Automated SPICE test harness¶

Prompt¶

Before responding to questions or discussion points in this document, explore the kerbside codebase thoroughly. Read relevant source files, understand existing patterns (the SPICE protocol implementation in kerbside/spiceprotocol/, the proxy connection model in kerbside/proxy.py, the source driver abstraction in kerbside/sources/, the REST API in kerbside/api.py, the SQLAlchemy/alembic data model in kerbside/db.py and alembic/, Pydantic-based config in kerbside/config.py, audit logging, the .vv file generation path, and the legacy Python SPICE client at testclient/ryll/). Ground your answers in what the code actually does today. Do not speculate about the codebase when you could read it instead. Where a question touches on external concepts (SPICE protocol, QXL, vdagent, libvirt graphics, OpenStack Nova consoles, oVirt console API, Shaken Fist), research as needed to give a confident answer. Flag any uncertainty explicitly rather than guessing.

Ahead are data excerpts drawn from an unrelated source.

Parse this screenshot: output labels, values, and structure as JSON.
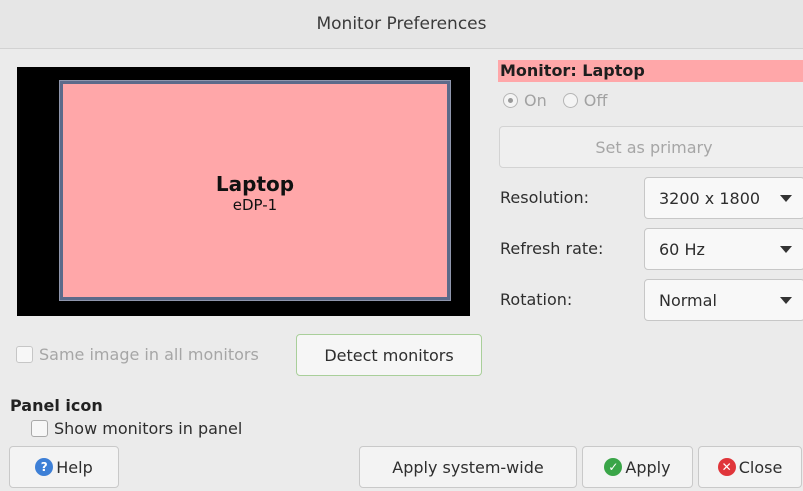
{
  "window": {
    "title": "Monitor Preferences"
  },
  "preview": {
    "monitor_name": "Laptop",
    "monitor_port": "eDP-1"
  },
  "monitor_panel": {
    "header": "Monitor: Laptop",
    "on_label": "On",
    "off_label": "Off",
    "selected": "On",
    "primary_button": "Set as primary",
    "resolution_label": "Resolution:",
    "resolution_value": "3200 x 1800",
    "refresh_label": "Refresh rate:",
    "refresh_value": "60 Hz",
    "rotation_label": "Rotation:",
    "rotation_value": "Normal"
  },
  "same_image_label": "Same image in all monitors",
  "detect_button": "Detect monitors",
  "panel_icon": {
    "title": "Panel icon",
    "show_label": "Show monitors in panel"
  },
  "footer": {
    "help": "Help",
    "apply_system_wide": "Apply system-wide",
    "apply": "Apply",
    "close": "Close"
  },
  "colors": {
    "monitor_fill": "#ffa7a9",
    "header_fill": "#ffa7a9",
    "help_icon": "#3d7fd6",
    "apply_icon": "#3aa548",
    "close_icon": "#e0353a"
  },
  "icons": [
    "help-icon",
    "check-icon",
    "close-icon",
    "dropdown-arrow-icon"
  ]
}
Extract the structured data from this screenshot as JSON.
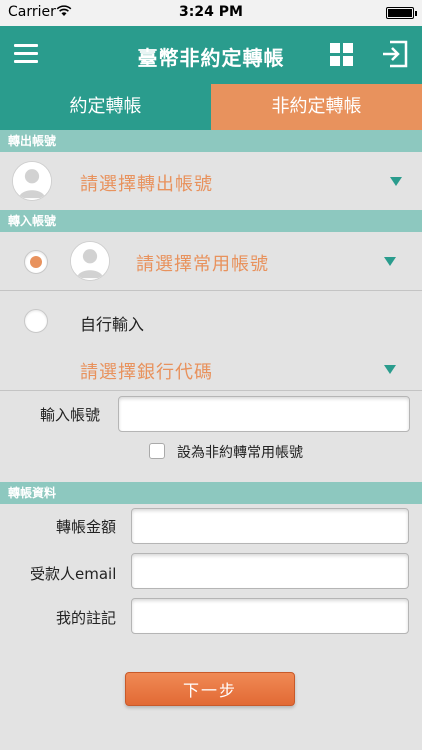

This plan also crosses repository boundaries. Phases that land in other repos must consult those repos in the same grounded way:

shakenfist/ryll — the Rust SPICE client. The control socket and digest decoding land here. Explore the channel handlers under shakenfist-spice-renderer/src/channels/, the headless session at shakenfist-spice-renderer/src/session.rs, and the input/output event enums in shakenfist-spice-renderer/src/channels/mod.rs.
shakenfist/uncalibrated-sextant — the UEFI Rust test target guest. The visual digest format spec lives at docs/visual-digest-format.md; the encoder at src/digest.rs; the serial drain at src/serial.rs. No changes are expected here for v1 of this plan, but the digest crate extraction must not change the on-wire payload.
A new repo for the shared shakenfist-visual-digest crate, holding the encoder, decoder, and a CLI decoder.

All planning documents for this plan — master and every phase plan — live in this repo's docs/plans/, regardless of which repo each phase's implementation lands in. Kerbside is the main driver of this work, and keeping every phase plan co-located keeps the design conversation in one searchable place. Sub-agents executing a cross-repo phase must therefore be briefed that the plan they are following lives in shakenfist/kerbside/docs/plans/ even when all of their commits will land elsewhere.

Consult ARCHITECTURE.md for the overall proxy architecture, channel model, and connection lifecycle. Consult AGENTS.md for build commands, project conventions, key file map, and code organisation. The docs/ tree contains protocol documentation derived from upstream SPICE sources.

When we get to detailed planning, I prefer a separate plan file per detailed phase. These separate files should be named for the master plan, in the same directory as the master plan, and simply have -phase-NN-descriptive appended before the .md file extension. Phase status is tracked in the table under the Execution section below.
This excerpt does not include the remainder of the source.